C’est dans ce contexte que nous entrons dans le temps liturgique de l’Avent.
L’être humain aime bien ce qui est nouveau ; il adore les commencements de périodes de bonheur ; il est ébloui, transformé, rien qu’en regardant un enfant qui vient de naître.
La nouvelle année liturgique est appelée année B, au cours de laquelle l’évangile de Marc est proclamé à la liturgie une bonne partie des dimanches.
Au fait, qui a lu l’évangile de Marc en entier, du début à la fin ? Celui qui ne l’a jamais fait pourrait essayer.
Que dit Marc en ce premier dimanche de l’année liturgique, appelé le premier dimanche de l’Avent ? Jésus disait à ses disciples : Prenez garde, restez éveillés : car vous ne savez pas quand ce sera le moment. C’est comme un homme parti en voyage : en quittant sa maison, il a donné tout pouvoir à ses serviteurs, fixé à chacun son travail, et demandé au portier de veiller. Veillez donc, car vous ne savez pas quand vient le maître de la maison, le soir ou à minuit, au chant du coq ou le matin ; s’il arrive à l’improviste, il ne faudrait pas qu’il vous trouve endormis. Ce que je vous dis là, je le dis à tous : Veillez ! (Marc 13,33-37)
Il ne s’agit pas de veiller pour ne pas s’endormir. Ce n’est pas une lutte contre le sommeil. C’est attendre le retour du maître de la maison, de l’homme parti en voyage.
De qui parle-t-on ? Du Christ ressuscité, qui est monté au ciel, assis à la droite du Père. Le Christ vient à la fin des temps. Il vient à notre rencontre. Tout ce que nous faisons, programmons, réalisons, projetons, a un horizon : le Seigneur vient ! Je l’attends, je veille, je prépare son retour.
Dans la deuxième lecture de ce dimanche, nous avons une lettre de l’apôtre Paul, la première aux Corinthiens.
Au fait, qui a lu une lettre de Paul en entier, du début à la fin ? Oh ! C’est difficile, c’est compliqué, à quoi cela sert-il ? On n’est plus au temps de Paul !

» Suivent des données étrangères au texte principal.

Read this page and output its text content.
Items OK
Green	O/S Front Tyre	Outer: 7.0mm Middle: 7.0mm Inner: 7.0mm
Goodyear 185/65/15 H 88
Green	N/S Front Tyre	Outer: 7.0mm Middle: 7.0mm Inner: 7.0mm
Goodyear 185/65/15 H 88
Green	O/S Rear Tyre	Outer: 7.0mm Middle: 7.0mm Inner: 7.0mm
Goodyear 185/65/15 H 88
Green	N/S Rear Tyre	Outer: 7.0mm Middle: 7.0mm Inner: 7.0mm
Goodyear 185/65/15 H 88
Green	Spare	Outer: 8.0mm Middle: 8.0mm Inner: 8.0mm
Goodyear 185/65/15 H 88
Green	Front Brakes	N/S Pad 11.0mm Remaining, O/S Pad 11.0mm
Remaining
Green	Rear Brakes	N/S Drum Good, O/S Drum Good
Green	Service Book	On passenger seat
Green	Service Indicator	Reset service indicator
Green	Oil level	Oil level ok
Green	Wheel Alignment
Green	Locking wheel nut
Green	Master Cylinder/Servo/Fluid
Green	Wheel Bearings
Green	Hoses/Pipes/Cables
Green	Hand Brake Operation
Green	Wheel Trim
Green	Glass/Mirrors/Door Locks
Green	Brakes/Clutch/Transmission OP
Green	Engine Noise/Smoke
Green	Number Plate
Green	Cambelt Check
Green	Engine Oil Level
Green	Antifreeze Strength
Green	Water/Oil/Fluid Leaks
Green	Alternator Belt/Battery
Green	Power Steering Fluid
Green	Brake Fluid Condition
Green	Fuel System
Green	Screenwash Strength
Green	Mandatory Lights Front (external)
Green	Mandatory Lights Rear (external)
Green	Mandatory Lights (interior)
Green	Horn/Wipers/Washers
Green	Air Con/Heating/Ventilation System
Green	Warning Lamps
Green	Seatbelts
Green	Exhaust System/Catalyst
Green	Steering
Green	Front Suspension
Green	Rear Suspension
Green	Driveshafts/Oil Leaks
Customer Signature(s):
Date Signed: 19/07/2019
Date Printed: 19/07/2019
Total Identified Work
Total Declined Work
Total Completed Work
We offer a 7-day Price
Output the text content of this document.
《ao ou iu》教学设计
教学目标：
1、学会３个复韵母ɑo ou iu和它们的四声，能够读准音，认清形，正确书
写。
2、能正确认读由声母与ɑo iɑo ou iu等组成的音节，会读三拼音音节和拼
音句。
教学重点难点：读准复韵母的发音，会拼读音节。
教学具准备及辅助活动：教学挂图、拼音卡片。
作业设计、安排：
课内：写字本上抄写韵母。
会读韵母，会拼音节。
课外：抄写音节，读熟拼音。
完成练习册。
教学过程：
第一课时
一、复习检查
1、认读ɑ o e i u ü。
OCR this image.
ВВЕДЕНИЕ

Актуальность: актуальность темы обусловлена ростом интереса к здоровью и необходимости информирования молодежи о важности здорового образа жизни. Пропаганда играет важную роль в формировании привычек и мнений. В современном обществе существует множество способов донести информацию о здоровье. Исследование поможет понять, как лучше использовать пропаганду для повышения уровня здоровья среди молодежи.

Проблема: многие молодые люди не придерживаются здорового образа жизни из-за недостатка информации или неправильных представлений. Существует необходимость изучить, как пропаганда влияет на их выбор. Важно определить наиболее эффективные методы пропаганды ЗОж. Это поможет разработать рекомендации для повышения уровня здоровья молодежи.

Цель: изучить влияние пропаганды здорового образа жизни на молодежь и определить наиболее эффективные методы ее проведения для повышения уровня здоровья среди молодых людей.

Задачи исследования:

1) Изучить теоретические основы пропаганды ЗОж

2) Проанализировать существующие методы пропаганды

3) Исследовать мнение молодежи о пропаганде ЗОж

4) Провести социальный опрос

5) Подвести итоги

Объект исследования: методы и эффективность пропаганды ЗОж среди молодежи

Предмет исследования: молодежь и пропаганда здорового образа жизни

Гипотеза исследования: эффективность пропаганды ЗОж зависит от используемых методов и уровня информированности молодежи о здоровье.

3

Lisons un tout petit passage : Le témoignage rendu au Christ s’est établi fermement parmi vous. Ainsi, aucun don de grâce ne vous manque, à vous qui attendez de voir se révéler notre Seigneur Jésus Christ. C’est lui qui vous fera tenir fermement jusqu’au bout, et vous serez sans reproche au jour de notre Seigneur Jésus Christ. Car Dieu est fidèle, lui qui vous a appelés à vivre en communion avec son Fils, Jésus Christ notre Seigneur (1 Corinthiens 1,6-9).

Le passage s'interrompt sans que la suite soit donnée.